Fri. Nov 15th, 2024

Haji Hekmat insists no such thing happened. As we leave the station, he gestures to a number of the young men working there, remarking they do not have beards.

“See! We’re not forcing anyone,” he says, grinning.

It’s clear the group do want to portray a softer image to the planet . But in other parts of the country the Taliban are reported to be behaving far more strictly. The differences may depend upon the attitudes of local commanders.

With reports of extra-judicial revenge killings and other human rights abuses in a number of the areas they’ve captured, the Taliban are warned by Western officials they risk turning the country into a pariah state if they struggle to seize it by force.

What many associate most closely with the Taliban’s previous stint in power, is that the brutal punishments administered under their interpretation of shariah .

Last month within the southern province of Helmand, the group hanged two men accused of kid kidnapping from a bridge, justifying it by saying the lads had been convicted.

In Balkh, on the day we visit a Taliban court session, all the cases are associated with land disputes. Whilst many fear their sort of justice, for others it a minimum of offers the likelihood of a quicker resolution than the notoriously corrupt government system.

“I’ve had to pay numerous bribes,” complains one among the litigants as he discusses his previous attempts to resolve the case.

The Taliban judge, Haji Badruddin, says he is not yet ordered any punishment within the four months he’s been in office, and emphasises the group features a system of appeal courts to review serious verdicts.
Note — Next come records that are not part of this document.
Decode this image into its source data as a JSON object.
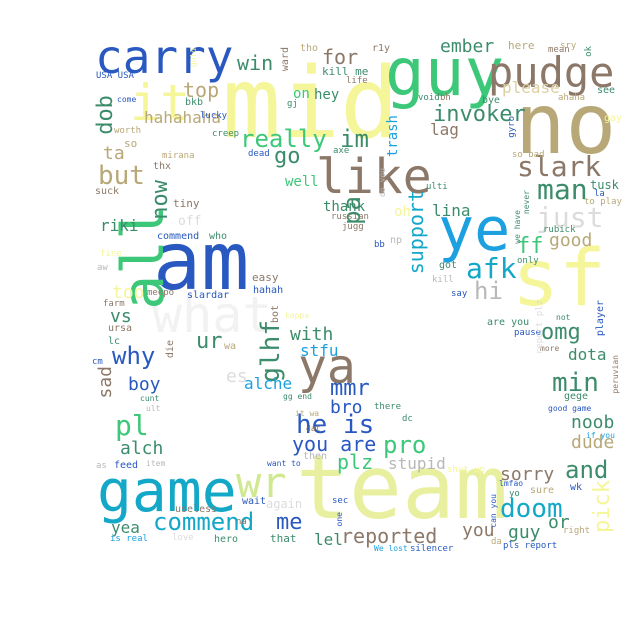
{
  "words": [
    {
      "text": "mid",
      "color": "#f5f59a"
    },
    {
      "text": "team",
      "color": "#e8f0a0"
    },
    {
      "text": "no",
      "color": "#b8a878"
    },
    {
      "text": "guy",
      "color": "#3cc878"
    },
    {
      "text": "am",
      "color": "#2858c0"
    },
    {
      "text": "sf",
      "color": "#f5f59a"
    },
    {
      "text": "ye",
      "color": "#1ca0e0"
    },
    {
      "text": "game",
      "color": "#14a8c8"
    },
    {
      "text": "carry",
      "color": "#2858c0"
    },
    {
      "text": "pudge",
      "color": "#8c7868"
    },
    {
      "text": "like",
      "color": "#8c7868"
    },
    {
      "text": "what",
      "color": "#f2f2f2"
    },
    {
      "text": "all",
      "color": "#3cc878"
    },
    {
      "text": "it",
      "color": "#f5f59a"
    },
    {
      "text": "ya",
      "color": "#8c7868"
    },
    {
      "text": "wr",
      "color": "#d0e890"
    },
    {
      "text": "commend",
      "color": "#14a8c8"
    },
    {
      "text": "he is",
      "color": "#2858c0"
    },
    {
      "text": "doom",
      "color": "#14a8c8"
    },
    {
      "text": "slark",
      "color": "#8c7868"
    },
    {
      "text": "man",
      "color": "#3c8c6c"
    },
    {
      "text": "just",
      "color": "#dcdcdc"
    },
    {
      "text": "afk",
      "color": "#14a8c8"
    },
    {
      "text": "hi",
      "color": "#b8b8b8"
    },
    {
      "text": "min",
      "color": "#3c8c6c"
    },
    {
      "text": "and",
      "color": "#3c8c6c"
    },
    {
      "text": "omg",
      "color": "#3c8c6c"
    },
    {
      "text": "dota",
      "color": "#3c8c6c"
    },
    {
      "text": "pl",
      "color": "#3cc878"
    },
    {
      "text": "reported",
      "color": "#8c7868"
    },
    {
      "text": "you are",
      "color": "#2858c0"
    },
    {
      "text": "pro",
      "color": "#3cc878"
    },
    {
      "text": "plz",
      "color": "#3cc878"
    },
    {
      "text": "mmr",
      "color": "#2858c0"
    },
    {
      "text": "bro",
      "color": "#2858c0"
    },
    {
      "text": "why",
      "color": "#2858c0"
    },
    {
      "text": "but",
      "color": "#b8a878"
    },
    {
      "text": "now",
      "color": "#3c8c6c"
    },
    {
      "text": "really",
      "color": "#3cc878"
    },
    {
      "text": "im",
      "color": "#3c8c6c"
    },
    {
      "text": "go",
      "color": "#3c8c6c"
    },
    {
      "text": "pa",
      "color": "#3c8c6c"
    },
    {
      "text": "invoker",
      "color": "#3c8c6c"
    },
    {
      "text": "support",
      "color": "#14a8c8"
    },
    {
      "text": "good",
      "color": "#b8a878"
    },
    {
      "text": "ff",
      "color": "#3cc878"
    },
    {
      "text": "win",
      "color": "#3c8c6c"
    },
    {
      "text": "for",
      "color": "#8c7868"
    },
    {
      "text": "top",
      "color": "#b8a878"
    },
    {
      "text": "qop",
      "color": "#3c8c6c"
    },
    {
      "text": "hahahaha",
      "color": "#b8a878"
    },
    {
      "text": "ta",
      "color": "#b8a878"
    },
    {
      "text": "ember",
      "color": "#3c8c6c"
    },
    {
      "text": "please",
      "color": "#dcd0a0"
    },
    {
      "text": "glhf",
      "color": "#3c8c6c"
    },
    {
      "text": "noob",
      "color": "#3c8c6c"
    },
    {
      "text": "dude",
      "color": "#b8a878"
    },
    {
      "text": "sorry",
      "color": "#8c7868"
    },
    {
      "text": "pick",
      "color": "#f5f59a"
    },
    {
      "text": "guy",
      "color": "#3c8c6c"
    },
    {
      "text": "you",
      "color": "#8c7868"
    },
    {
      "text": "or",
      "color": "#3c8c6c"
    },
    {
      "text": "me",
      "color": "#2858c0"
    },
    {
      "text": "alch",
      "color": "#3c8c6c"
    },
    {
      "text": "boy",
      "color": "#2858c0"
    },
    {
      "text": "sad",
      "color": "#8c7868"
    },
    {
      "text": "ur",
      "color": "#3c8c6c"
    },
    {
      "text": "vs",
      "color": "#3c8c6c"
    },
    {
      "text": "too",
      "color": "#f5f59a"
    },
    {
      "text": "riki",
      "color": "#3c8c6c"
    },
    {
      "text": "with",
      "color": "#3c8c6c"
    },
    {
      "text": "stfu",
      "color": "#1ca0e0"
    },
    {
      "text": "alche",
      "color": "#1ca0e0"
    },
    {
      "text": "lina",
      "color": "#3c8c6c"
    },
    {
      "text": "thank",
      "color": "#3c8c6c"
    },
    {
      "text": "trash",
      "color": "#1ca0e0"
    },
    {
      "text": "lag",
      "color": "#8c7868"
    },
    {
      "text": "stupid",
      "color": "#b8b8b8"
    },
    {
      "text": "lel",
      "color": "#3c8c6c"
    },
    {
      "text": "yea",
      "color": "#3c8c6c"
    },
    {
      "text": "on",
      "color": "#3cc878"
    },
    {
      "text": "hey",
      "color": "#3c8c6c"
    },
    {
      "text": "well",
      "color": "#3cc878"
    },
    {
      "text": "tusk",
      "color": "#3c8c6c"
    },
    {
      "text": "kill me",
      "color": "#3c8c6c"
    },
    {
      "text": "ward",
      "color": "#8c7868"
    },
    {
      "text": "tho",
      "color": "#b8a878"
    },
    {
      "text": "r1y",
      "color": "#8c7868"
    },
    {
      "text": "here",
      "color": "#b8a878"
    },
    {
      "text": "USA USA",
      "color": "#2858c0"
    },
    {
      "text": "bkb",
      "color": "#3c8c6c"
    },
    {
      "text": "lucky",
      "color": "#2858c0"
    },
    {
      "text": "creep",
      "color": "#3c8c6c"
    },
    {
      "text": "dead",
      "color": "#2858c0"
    },
    {
      "text": "axe",
      "color": "#3c8c6c"
    },
    {
      "text": "void",
      "color": "#3c8c6c"
    },
    {
      "text": "bye",
      "color": "#3c8c6c"
    },
    {
      "text": "gyro",
      "color": "#2858c0"
    },
    {
      "text": "see",
      "color": "#3c8c6c"
    },
    {
      "text": "gay",
      "color": "#f5f59a"
    },
    {
      "text": "thx",
      "color": "#8c7868"
    },
    {
      "text": "tiny",
      "color": "#8c7868"
    },
    {
      "text": "mirana",
      "color": "#b8a878"
    },
    {
      "text": "suck",
      "color": "#8c7868"
    },
    {
      "text": "commend",
      "color": "#2858c0"
    },
    {
      "text": "who",
      "color": "#3c8c6c"
    },
    {
      "text": "off",
      "color": "#dcdcdc"
    },
    {
      "text": "russian",
      "color": "#8c7868"
    },
    {
      "text": "jugg",
      "color": "#8c7868"
    },
    {
      "text": "bb",
      "color": "#2858c0"
    },
    {
      "text": "np",
      "color": "#b8b8b8"
    },
    {
      "text": "got",
      "color": "#3c8c6c"
    },
    {
      "text": "kill",
      "color": "#b8b8b8"
    },
    {
      "text": "say",
      "color": "#2858c0"
    },
    {
      "text": "only",
      "color": "#3c8c6c"
    },
    {
      "text": "rubick",
      "color": "#3c8c6c"
    },
    {
      "text": "to play",
      "color": "#b8a878"
    },
    {
      "text": "easy",
      "color": "#8c7868"
    },
    {
      "text": "hahah",
      "color": "#2858c0"
    },
    {
      "text": "slardar",
      "color": "#2858c0"
    },
    {
      "text": "meepo",
      "color": "#8c7868"
    },
    {
      "text": "farm",
      "color": "#8c7868"
    },
    {
      "text": "ursa",
      "color": "#8c7868"
    },
    {
      "text": "lc",
      "color": "#3c8c6c"
    },
    {
      "text": "die",
      "color": "#8c7868"
    },
    {
      "text": "cm",
      "color": "#2858c0"
    },
    {
      "text": "bot",
      "color": "#8c7868"
    },
    {
      "text": "kappa",
      "color": "#f5f59a"
    },
    {
      "text": "are you",
      "color": "#3c8c6c"
    },
    {
      "text": "pause",
      "color": "#2858c0"
    },
    {
      "text": "player",
      "color": "#2858c0"
    },
    {
      "text": "more",
      "color": "#8c7868"
    },
    {
      "text": "peruvian",
      "color": "#8c7868"
    },
    {
      "text": "gege",
      "color": "#3c8c6c"
    },
    {
      "text": "good game",
      "color": "#2858c0"
    },
    {
      "text": "if you",
      "color": "#1ca0e0"
    },
    {
      "text": "there",
      "color": "#3c8c6c"
    },
    {
      "text": "feed",
      "color": "#2858c0"
    },
    {
      "text": "item",
      "color": "#b8b8b8"
    },
    {
      "text": "want to",
      "color": "#2858c0"
    },
    {
      "text": "then",
      "color": "#b8b8b8"
    },
    {
      "text": "shut up",
      "color": "#f5f59a"
    },
    {
      "text": "wk",
      "color": "#2858c0"
    },
    {
      "text": "sure",
      "color": "#b8a878"
    },
    {
      "text": "lmfao",
      "color": "#2858c0"
    },
    {
      "text": "right",
      "color": "#b8a878"
    },
    {
      "text": "pls report",
      "color": "#2858c0"
    },
    {
      "text": "useless",
      "color": "#8c7868"
    },
    {
      "text": "wait",
      "color": "#2858c0"
    },
    {
      "text": "again",
      "color": "#dcdcdc"
    },
    {
      "text": "sec",
      "color": "#2858c0"
    },
    {
      "text": "hero",
      "color": "#3c8c6c"
    },
    {
      "text": "that",
      "color": "#3c8c6c"
    },
    {
      "text": "is real",
      "color": "#1ca0e0"
    },
    {
      "text": "love",
      "color": "#dcdcdc"
    },
    {
      "text": "silencer",
      "color": "#2858c0"
    },
    {
      "text": "da",
      "color": "#b8a878"
    },
    {
      "text": "We lost",
      "color": "#1ca0e0"
    },
    {
      "text": "come",
      "color": "#2858c0"
    },
    {
      "text": "worth",
      "color": "#b8a878"
    },
    {
      "text": "so",
      "color": "#b8a878"
    },
    {
      "text": "ultі",
      "color": "#3c8c6c"
    },
    {
      "text": "so bad",
      "color": "#b8a878"
    },
    {
      "text": "mean",
      "color": "#8c7868"
    },
    {
      "text": "ahaha",
      "color": "#b8a878"
    },
    {
      "text": "dc",
      "color": "#3c8c6c"
    },
    {
      "text": "it wa",
      "color": "#b8a878"
    },
    {
      "text": "dat",
      "color": "#8c7868"
    },
    {
      "text": "gg end",
      "color": "#3c8c6c"
    },
    {
      "text": "na",
      "color": "#8c7868"
    },
    {
      "text": "one",
      "color": "#2858c0"
    },
    {
      "text": "can you",
      "color": "#2858c0"
    },
    {
      "text": "yo",
      "color": "#3c8c6c"
    },
    {
      "text": "we have",
      "color": "#3c8c6c"
    },
    {
      "text": "never",
      "color": "#3c8c6c"
    },
    {
      "text": "cunt",
      "color": "#3c8c6c"
    },
    {
      "text": "ult",
      "color": "#b8b8b8"
    },
    {
      "text": "gj",
      "color": "#3c8c6c"
    },
    {
      "text": "la",
      "color": "#2858c0"
    },
    {
      "text": "sry",
      "color": "#b8a878"
    },
    {
      "text": "ok",
      "color": "#3c8c6c"
    },
    {
      "text": "bh",
      "color": "#8c7868"
    },
    {
      "text": "life",
      "color": "#8c7868"
    },
    {
      "text": "do you",
      "color": "#b8b8b8"
    },
    {
      "text": "fine",
      "color": "#f5f59a"
    },
    {
      "text": "aw",
      "color": "#b8b8b8"
    },
    {
      "text": "es",
      "color": "#dcdcdc"
    },
    {
      "text": "wa",
      "color": "#b8a878"
    },
    {
      "text": "oh",
      "color": "#f5f59a"
    },
    {
      "text": "gold",
      "color": "#f5f59a"
    },
    {
      "text": "as",
      "color": "#b8b8b8"
    },
    {
      "text": "not",
      "color": "#3c8c6c"
    },
    {
      "text": "report plz",
      "color": "#dcdcdc"
    }
  ]
}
But he defends even the harshest penalties. “In our Sharia it’s clear, for those that roll in the hay and are unmarried, whether it is a girl or a boy, the punishment is 100 lashes publicly .

“But for anyone who’s married, they need to be stoned to death… For those that steal: if it’s proved, then his hand should be stop .”

He pushes back against criticism of the punishments as incompatible with the fashionable world.

“People’s children are being kidnapped. Is that better? Or is it better that one person’s hand is chopped off and stability is brought within the community?”

For now, despite the Taliban’s rapid advance, the govt remains on top of things of Afghanistan’s biggest cities. the approaching months are likely to ascertain protracted and increasingly deadly violence because the two sides wrestle for control.

I ask Haji Hekmat if he’s sure the Taliban can win militarily? “Yes,” he replies. “If peace talks aren’t successful, we’ll win, God willing.”

Those talks however, have stalled, and therefore the Taliban’s repeated demand for the creation of an “Islamic government” appears tantamount to a involve their opponents to surrender.

“We have defeated both the foreigners,” says Haji Hekmat, “and now our internal enemies.”